Manufacturing is not exactly dead in the United States but it certainly doesn’t have as much of an impact on the employment front as it once did:
Many in the older generations are unwilling to accept this fact but we are a service-based economy and that’s not going to change anytime soon.
The difficult part about working in a service profession is that you’re not selling a finished, manufactured product. You’re selling yourself or your firm’s ability to deliver on promises.
Uncertainty is unavoidable in this scenario so, in many ways, trust is the main differentiator in almost any service business.
When Italian clients were asked what made them trust their financial advisor, one-third of respondents claimed it was their advisor’s competence while two-thirds listed their personal relationship with the advisor.
Clients would rather work with people they like. The same tends to be true in a work setting.
In a study at a tech company, researchers found when employees were looking for everyday advice, help on a project, or ideas on how to solve a problem, they would go to the colleagues they liked the most, regardless of their competence.
Another workplace study found when nurses wanted a second opinion on a diagnosis, they often went to the colleagues they felt most comfortable with instead of seeking out the true experts.
The question is: How do you build this kind of trust?
Adam Grant discussed this topic in a recent episode of his new podcast Work Life. Grant tells the story of three astronauts — a Russian, an Italian, and an American — who were forced to come together in just three days to build rapport for an emergency space mission.

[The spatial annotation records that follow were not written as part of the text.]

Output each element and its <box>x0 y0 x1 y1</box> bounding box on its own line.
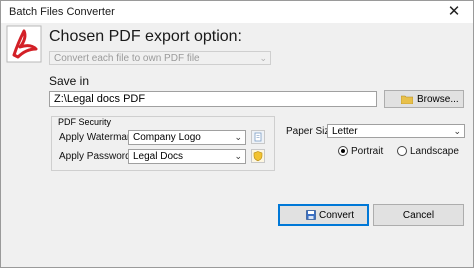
shield-icon <box>253 151 263 162</box>
portrait-radio[interactable] <box>338 146 348 156</box>
paper-size-value: Letter <box>332 126 358 137</box>
folder-icon <box>401 95 413 104</box>
portrait-label: Portrait <box>351 146 384 157</box>
save-path-field[interactable]: Z:\Legal docs PDF <box>49 91 377 107</box>
document-icon <box>254 132 262 142</box>
watermark-settings-icon[interactable] <box>251 130 265 144</box>
chevron-down-icon: ⌄ <box>234 151 242 161</box>
cancel-label: Cancel <box>402 210 435 221</box>
pdf-logo-icon <box>6 25 42 63</box>
browse-label: Browse... <box>417 94 459 105</box>
landscape-radio[interactable] <box>397 146 407 156</box>
paper-size-dropdown[interactable]: Letter ⌄ <box>327 124 465 138</box>
landscape-label: Landscape <box>410 146 459 157</box>
convert-label: Convert <box>319 210 355 221</box>
export-option-dropdown[interactable]: Convert each file to own PDF file ⌄ <box>49 51 271 65</box>
chevron-down-icon: ⌄ <box>453 126 461 136</box>
watermark-dropdown[interactable]: Company Logo ⌄ <box>128 130 246 145</box>
password-dropdown[interactable]: Legal Docs ⌄ <box>128 149 246 164</box>
password-label: Apply Password <box>59 151 131 162</box>
browse-button[interactable]: Browse... <box>384 90 464 108</box>
chevron-down-icon: ⌄ <box>259 53 267 63</box>
watermark-label: Apply Watermark <box>59 132 136 143</box>
save-disk-icon <box>306 210 316 220</box>
export-option-value: Convert each file to own PDF file <box>54 53 200 64</box>
window-title: Batch Files Converter <box>9 6 115 18</box>
cancel-button[interactable]: Cancel <box>373 204 464 226</box>
close-icon[interactable]: ✕ <box>441 3 467 21</box>
dialog-window: Batch Files Converter ✕ Chosen PDF expor… <box>0 0 474 268</box>
chevron-down-icon: ⌄ <box>234 132 242 142</box>
export-option-heading: Chosen PDF export option: <box>49 28 242 45</box>
pdf-security-title: PDF Security <box>56 117 114 127</box>
watermark-value: Company Logo <box>133 132 201 143</box>
password-value: Legal Docs <box>133 151 184 162</box>
title-bar: Batch Files Converter ✕ <box>1 1 473 23</box>
convert-button[interactable]: Convert <box>278 204 369 226</box>
password-settings-icon[interactable] <box>251 149 265 163</box>
save-in-label: Save in <box>49 74 90 88</box>
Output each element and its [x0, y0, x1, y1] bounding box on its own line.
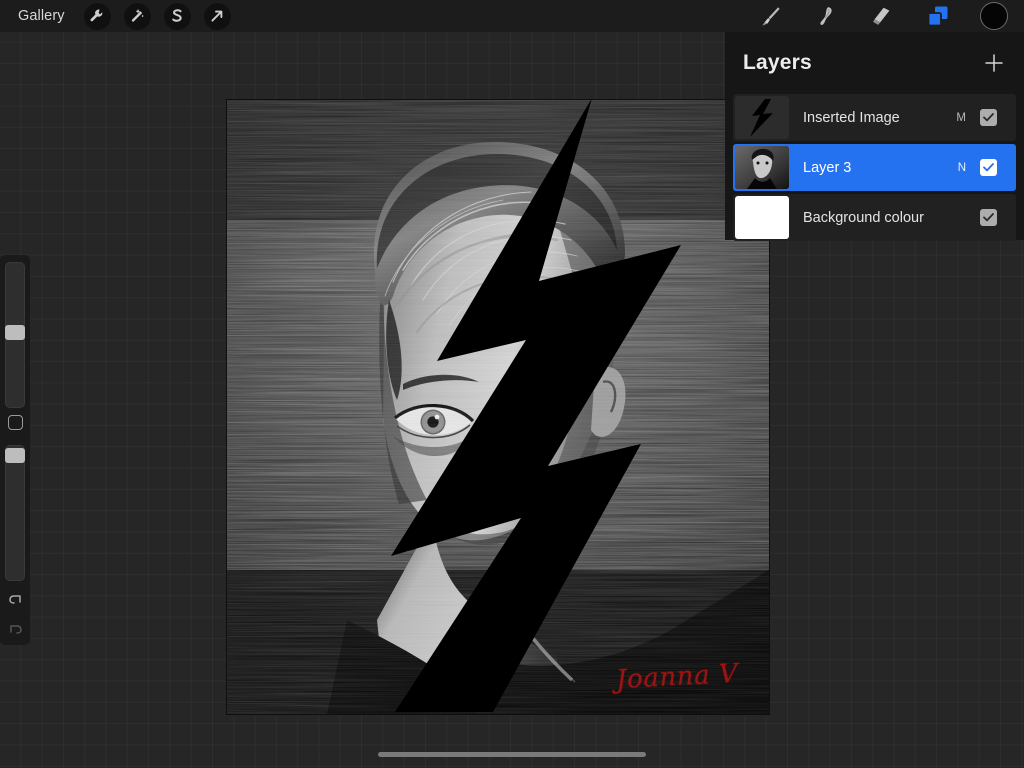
undo-icon: [6, 591, 25, 610]
transform-button[interactable]: [204, 3, 231, 30]
gallery-button[interactable]: Gallery: [12, 5, 71, 27]
thumbnail-lightning-bolt-icon: [735, 96, 789, 139]
layer-visibility-checkbox-layer-3[interactable]: [980, 159, 997, 176]
color-swatch-button[interactable]: [980, 2, 1008, 30]
layers-panel: Layers Inserted Image M: [725, 32, 1024, 240]
layer-blend-mode-inserted-image[interactable]: M: [956, 112, 966, 124]
brush-size-handle[interactable]: [5, 325, 25, 340]
layer-visibility-checkbox-inserted-image[interactable]: [980, 109, 997, 126]
top-toolbar-right-group: [756, 2, 1008, 30]
arrow-icon: [209, 8, 225, 24]
layers-tool-button[interactable]: [924, 2, 952, 30]
layer-blend-mode-layer-3[interactable]: N: [958, 162, 966, 174]
layer-row-layer-3[interactable]: Layer 3 N: [733, 144, 1016, 191]
add-layer-button[interactable]: [983, 52, 1005, 74]
adjustments-magic-button[interactable]: [124, 3, 151, 30]
layer-thumbnail-background-colour[interactable]: [735, 196, 789, 239]
layer-thumbnail-layer-3[interactable]: [735, 146, 789, 189]
artwork-image: [227, 100, 769, 714]
opacity-slider[interactable]: [5, 445, 25, 581]
s-curve-icon: [169, 8, 185, 24]
checkmark-icon: [983, 163, 994, 172]
paintbrush-icon: [758, 4, 782, 28]
layer-name-inserted-image: Inserted Image: [803, 110, 956, 126]
home-indicator: [378, 752, 646, 757]
checkmark-icon: [983, 213, 994, 222]
wrench-icon: [89, 8, 105, 24]
brush-size-slider[interactable]: [5, 262, 25, 408]
magic-wand-icon: [129, 8, 145, 24]
smudge-finger-icon: [814, 4, 838, 28]
layers-panel-header: Layers: [725, 32, 1024, 94]
layer-row-background-colour[interactable]: Background colour: [733, 194, 1016, 241]
layer-row-inserted-image[interactable]: Inserted Image M: [733, 94, 1016, 141]
modify-button[interactable]: [8, 415, 23, 430]
smudge-tool-button[interactable]: [812, 2, 840, 30]
layers-stack-icon: [926, 4, 950, 28]
layers-panel-title: Layers: [743, 51, 812, 75]
layer-name-layer-3: Layer 3: [803, 160, 958, 176]
thumbnail-portrait-image: [735, 146, 789, 189]
redo-icon: [6, 621, 25, 640]
artwork-canvas[interactable]: Joanna V: [227, 100, 769, 714]
selection-button[interactable]: [164, 3, 191, 30]
eraser-tool-button[interactable]: [868, 2, 896, 30]
redo-button[interactable]: [6, 621, 25, 640]
adjustments-wrench-button[interactable]: [84, 3, 111, 30]
layer-name-background-colour: Background colour: [803, 210, 966, 226]
procreate-app: Joanna V Layers: [0, 0, 1024, 768]
eraser-icon: [870, 4, 894, 28]
opacity-handle[interactable]: [5, 448, 25, 463]
plus-icon: [983, 52, 1005, 74]
undo-button[interactable]: [6, 591, 25, 610]
top-toolbar: Gallery: [0, 0, 1024, 32]
layer-visibility-checkbox-background-colour[interactable]: [980, 209, 997, 226]
left-sidebar: [0, 255, 30, 645]
checkmark-icon: [983, 113, 994, 122]
layer-thumbnail-inserted-image[interactable]: [735, 96, 789, 139]
thumbnail-white-fill: [735, 196, 789, 239]
brush-tool-button[interactable]: [756, 2, 784, 30]
lightning-bolt-icon: [749, 99, 775, 137]
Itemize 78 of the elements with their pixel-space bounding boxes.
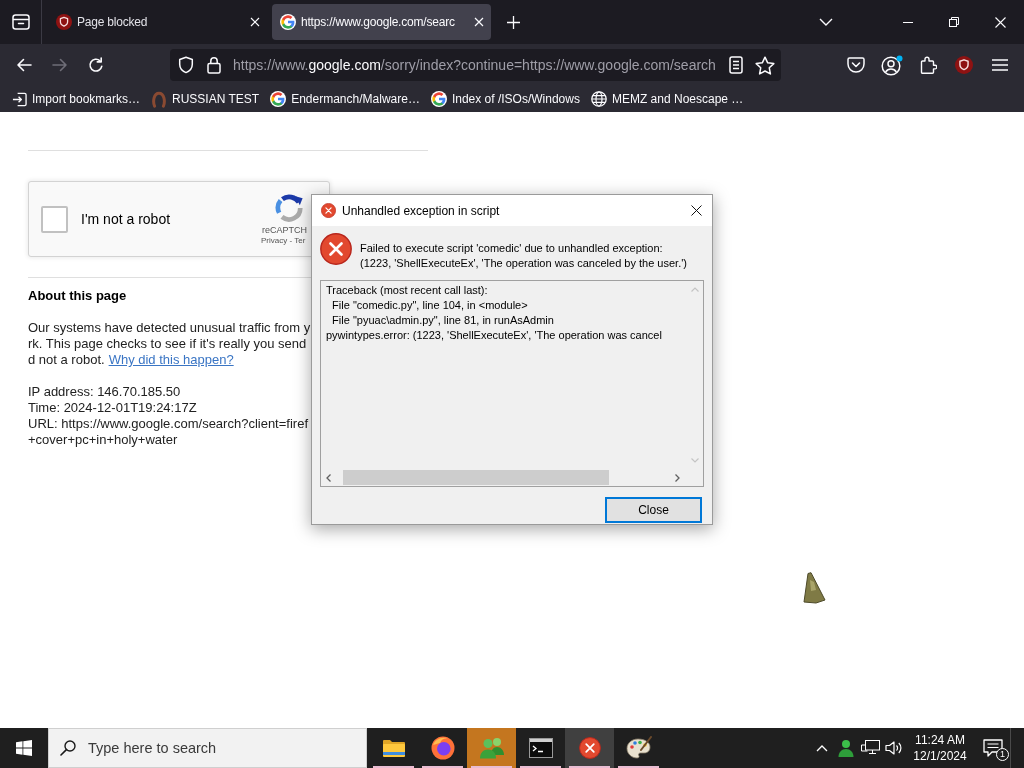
error-icon bbox=[320, 233, 352, 265]
person-icon[interactable] bbox=[838, 739, 854, 757]
bookmark-item[interactable]: MEMZ and Noescape … bbox=[590, 90, 744, 108]
browser-tab[interactable]: Page blocked bbox=[48, 4, 267, 40]
bookmark-item[interactable]: RUSSIAN TEST bbox=[151, 90, 260, 108]
bookmark-item[interactable]: Endermanch/Malware… bbox=[270, 90, 420, 108]
horseshoe-icon bbox=[151, 90, 168, 108]
captcha-checkbox[interactable] bbox=[41, 205, 68, 233]
back-arrow-icon[interactable] bbox=[16, 58, 32, 72]
notification-icon[interactable] bbox=[983, 739, 1003, 757]
shield-badge-icon[interactable] bbox=[955, 56, 973, 74]
notification-badge: 1 bbox=[996, 748, 1009, 761]
search-field[interactable]: Type here to search bbox=[48, 728, 367, 768]
account-icon[interactable] bbox=[881, 54, 903, 76]
clock-time: 11:24 AM bbox=[915, 732, 965, 748]
address-field[interactable]: https://www.google.com/sorry/index?continue=https://www.google.com/search bbox=[170, 49, 781, 81]
close-button[interactable]: Close bbox=[605, 497, 702, 523]
traceback-line: Traceback (most recent call last): bbox=[326, 283, 488, 298]
traceback-field[interactable]: Traceback (most recent call last): File "comedic.py", line 104, in <module> File "pyuac\admin.py", line 81, in runAsAdmin pywintypes.error: (1223, 'ShellExecuteEx', 'The operation was cancel bbox=[320, 280, 704, 487]
error-icon bbox=[321, 203, 336, 218]
captcha-brand: reCAPTCH bbox=[262, 225, 307, 236]
browser-tab[interactable]: https://www.google.com/searc bbox=[272, 4, 491, 40]
body-text: rk. This page checks to see if it's really you send bbox=[28, 336, 307, 352]
tab-overview-icon[interactable] bbox=[11, 14, 30, 30]
folder-icon bbox=[381, 738, 406, 758]
url-text: https://www.google.com/sorry/index?continue=https://www.google.com/search bbox=[233, 55, 716, 75]
shield-badge-icon bbox=[56, 14, 72, 30]
network-icon[interactable] bbox=[860, 740, 880, 756]
google-g-icon bbox=[430, 91, 447, 107]
chevron-down-icon[interactable] bbox=[819, 18, 833, 26]
section-heading: About this page bbox=[28, 288, 127, 304]
error-icon bbox=[578, 737, 601, 759]
sphere-icon bbox=[430, 736, 455, 760]
palette-icon bbox=[625, 736, 652, 760]
bookmark-item[interactable]: Index of /ISOs/Windows bbox=[430, 90, 580, 108]
import-icon bbox=[12, 91, 27, 107]
puzzle-piece-icon[interactable] bbox=[919, 56, 937, 74]
windows-logo-icon[interactable] bbox=[16, 740, 32, 756]
globe-icon bbox=[590, 91, 607, 107]
traceback-line: File "comedic.py", line 104, in <module> bbox=[331, 298, 528, 313]
dialog-title: Unhandled exception in script bbox=[342, 202, 500, 220]
traceback-line: pywintypes.error: (1223, 'ShellExecuteEx', 'The operation was cancel bbox=[326, 328, 662, 343]
google-g-icon bbox=[280, 14, 296, 30]
star-icon[interactable] bbox=[755, 55, 775, 75]
google-g-icon bbox=[270, 91, 287, 107]
detail-text: URL: https://www.google.com/search?client=firef bbox=[28, 416, 308, 432]
body-text: Our systems have detected unusual traffic from y bbox=[28, 320, 311, 336]
traceback-line: File "pyuac\admin.py", line 81, in runAsAdmin bbox=[331, 313, 554, 328]
recaptcha-logo-icon bbox=[274, 193, 304, 223]
help-link[interactable]: Why did this happen? bbox=[108, 352, 234, 368]
captcha-label: I'm not a robot bbox=[81, 209, 171, 229]
clock-date: 12/1/2024 bbox=[913, 748, 967, 764]
menu-icon[interactable] bbox=[992, 59, 1008, 71]
shield-icon[interactable] bbox=[178, 56, 194, 74]
captcha-terms-link[interactable]: Privacy - Ter bbox=[261, 236, 306, 246]
reload-icon[interactable] bbox=[88, 57, 104, 73]
error-message: Failed to execute script 'comedic' due to unhandled exception: bbox=[360, 241, 664, 256]
close-icon[interactable] bbox=[691, 205, 702, 216]
detail-text: IP address: 146.70.185.50 bbox=[28, 384, 181, 400]
lock-icon[interactable] bbox=[207, 56, 221, 74]
chevron-up-icon[interactable] bbox=[816, 744, 828, 752]
restore-icon[interactable] bbox=[949, 17, 959, 27]
cone-icon bbox=[802, 572, 826, 604]
detail-text: +cover+pc+in+holy+water bbox=[28, 432, 178, 448]
chevron-pouch-icon[interactable] bbox=[847, 57, 865, 73]
people-icon bbox=[478, 737, 505, 759]
bookmark-item[interactable]: Import bookmarks… bbox=[12, 90, 141, 108]
plus-icon[interactable] bbox=[507, 15, 520, 29]
minimize-icon[interactable] bbox=[903, 21, 913, 23]
speaker-icon[interactable] bbox=[884, 740, 902, 756]
detail-text: Time: 2024-12-01T19:24:17Z bbox=[28, 400, 197, 416]
taskbar-app-button[interactable] bbox=[565, 728, 614, 768]
search-icon bbox=[60, 740, 76, 756]
reader-view-icon[interactable] bbox=[729, 56, 743, 74]
body-text: d not a robot. bbox=[28, 352, 105, 368]
terminal-icon bbox=[528, 738, 553, 758]
scrollbar-thumb[interactable] bbox=[343, 470, 609, 485]
error-message: (1223, 'ShellExecuteEx', 'The operation was canceled by the user.') bbox=[360, 256, 687, 271]
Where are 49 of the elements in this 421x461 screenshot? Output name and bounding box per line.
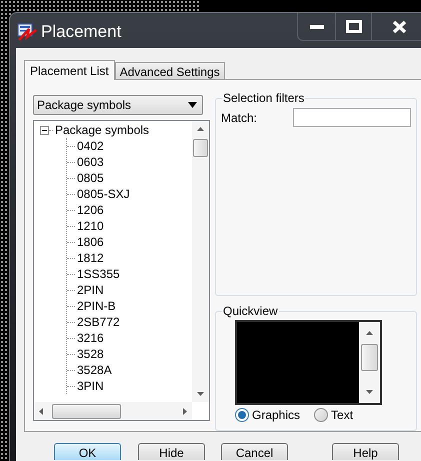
scroll-thumb[interactable]: [361, 344, 378, 371]
tree-item[interactable]: 1210: [77, 218, 104, 234]
tab[interactable]: Placement List: [24, 60, 115, 80]
dialog-button[interactable]: Cancel: [221, 443, 288, 460]
scroll-up-icon[interactable]: [366, 331, 373, 335]
tree-item[interactable]: 3PIN: [77, 378, 104, 394]
maximize-icon: [346, 20, 362, 33]
match-field[interactable]: [293, 108, 411, 127]
match-label: Match:: [221, 110, 258, 126]
tab[interactable]: Advanced Settings: [114, 62, 225, 79]
tree-item[interactable]: 3528: [77, 346, 104, 362]
tree-item[interactable]: 3216: [77, 330, 104, 346]
collapse-toggle[interactable]: [40, 126, 49, 134]
dialog-button[interactable]: Hide: [138, 443, 205, 460]
vertical-scrollbar[interactable]: [192, 121, 209, 402]
tree-item[interactable]: 1806: [77, 234, 104, 250]
package-dropdown[interactable]: Package symbols: [33, 95, 203, 115]
radio-option[interactable]: Graphics: [235, 406, 300, 424]
scroll-thumb[interactable]: [193, 139, 208, 157]
horizontal-scrollbar[interactable]: [34, 402, 192, 420]
tree-item[interactable]: 0805: [77, 170, 104, 186]
scroll-right-icon[interactable]: [183, 408, 187, 414]
dialog-button[interactable]: Help: [332, 443, 399, 460]
window-title: Placement: [41, 22, 122, 42]
tree-item[interactable]: 2SB772: [77, 314, 120, 330]
tree-item[interactable]: 2PIN-B: [77, 298, 116, 314]
scroll-thumb[interactable]: [52, 404, 121, 418]
tree-item[interactable]: 0402: [77, 138, 104, 154]
group-title: Selection filters: [222, 91, 306, 105]
tree-item[interactable]: 0603: [77, 154, 104, 170]
tree-item[interactable]: 1206: [77, 202, 104, 218]
scroll-down-icon[interactable]: [366, 390, 373, 394]
dialog-button[interactable]: OK: [54, 443, 121, 460]
dropdown-arrow-icon: [188, 102, 197, 108]
scroll-left-icon[interactable]: [39, 408, 43, 414]
radio-option[interactable]: Text: [314, 406, 354, 424]
minimize-icon: [310, 24, 324, 28]
tree-item[interactable]: 3528A: [77, 362, 112, 378]
app-icon: [17, 23, 37, 41]
scroll-down-icon[interactable]: [197, 392, 204, 396]
tree-item[interactable]: 0805-SXJ: [77, 186, 130, 202]
group-title: Quickview: [222, 304, 279, 318]
tree-item[interactable]: 1SS355: [77, 266, 120, 282]
close-icon: [392, 20, 407, 34]
tree-item[interactable]: 2PIN: [77, 282, 104, 298]
vertical-scrollbar[interactable]: [359, 322, 380, 403]
scroll-up-icon[interactable]: [197, 127, 204, 131]
tree-item[interactable]: 1812: [77, 250, 104, 266]
tree-item[interactable]: Package symbols: [55, 121, 150, 139]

The three were tasked with going to a space station to capture a supply ship, which would be hurtling through space, with a robotic arm, something that had only been done on one prior occasion. It’s imperative in these missions that the crew has a certain level of trust in one another because the stakes are so high.
The problem with this group is they were all from different cultures and backgrounds so trust was an issue. To get over these cultural differences, their training focused on creating a group identity so the crew could find common ground. To foster this type of environment, they discussed shared experiences.
They talked about why they wanted to become an astronaut. Instead of focusing on their differences, they played up their similarities. We tend to trust people who are similar to us (whether that’s right or wrong).
Of course, competence does come into play eventually. The American on this space crew was a woman and the Russian on the trip had no experience working with female astronauts. For him, trust was based exclusively on competence but at first, he didn’t trust her abilities.
So she had to prove her competence to him. And she did this in their first simulation when the Russian and Italian miscalculated something to do with the engines. But she was spot on with her calculations so, from that point on, trust was no longer an issue since she proved how competent she was as an astronaut.
But trust is a two-way street. For her to trust him, she needed to know he cared about others. She learned more about his family and saw the relationships he had with them, which showed her how much he cared about other people (something that wasn’t easy to see in their daily interactions).
Working in a service profession isn’t as high stakes as an emergency space mission but many of the lessons apply to this world. When selling a service there are no guarantees, so uncertainty is always a huge variable and potential sticking point.
Here are a few things I’ve learned about building trust in the wealth management industry:
Prove your differentiation. There’s no shortage of competition in financial service so you need to be able to accentuate your differences. Being a generalist is extremely helpful in portfolio management, but to gain clients it helps to have a niche.
Understand people and situations. One of my mentors in business school was a consultant to privately owned businesses. He was basically a fixer of any problems or disputes that would come up between the management teams he worked with. His first question to new clients was always, “If I had the ability to wave a magic wand and solve all of your business problems, what would that look like?” He understood that his job was to make people’s lives easier. Understanding people, incentives, and pain points can help build trust.
Be yourself. To earn trust, sometimes you have to show trust in others by opening up and being yourself. There will be plenty of robots and algorithms in the years ahead so being authentic will go a long way towards building lasting relationships.
Know your stuff. Our CEO Josh Brown likes to say, “Be so good they can’t ignore your message.” Sure, people want to work with someone they like and respect, but you also have to be an expert in your field. You need an answer to every question before it’s even asked. It doesn’t matter how delightful you are as a person if you can’t deliver the goods. Eventually, clients will come around to the fact if you can’t answer their questions or solve their problems.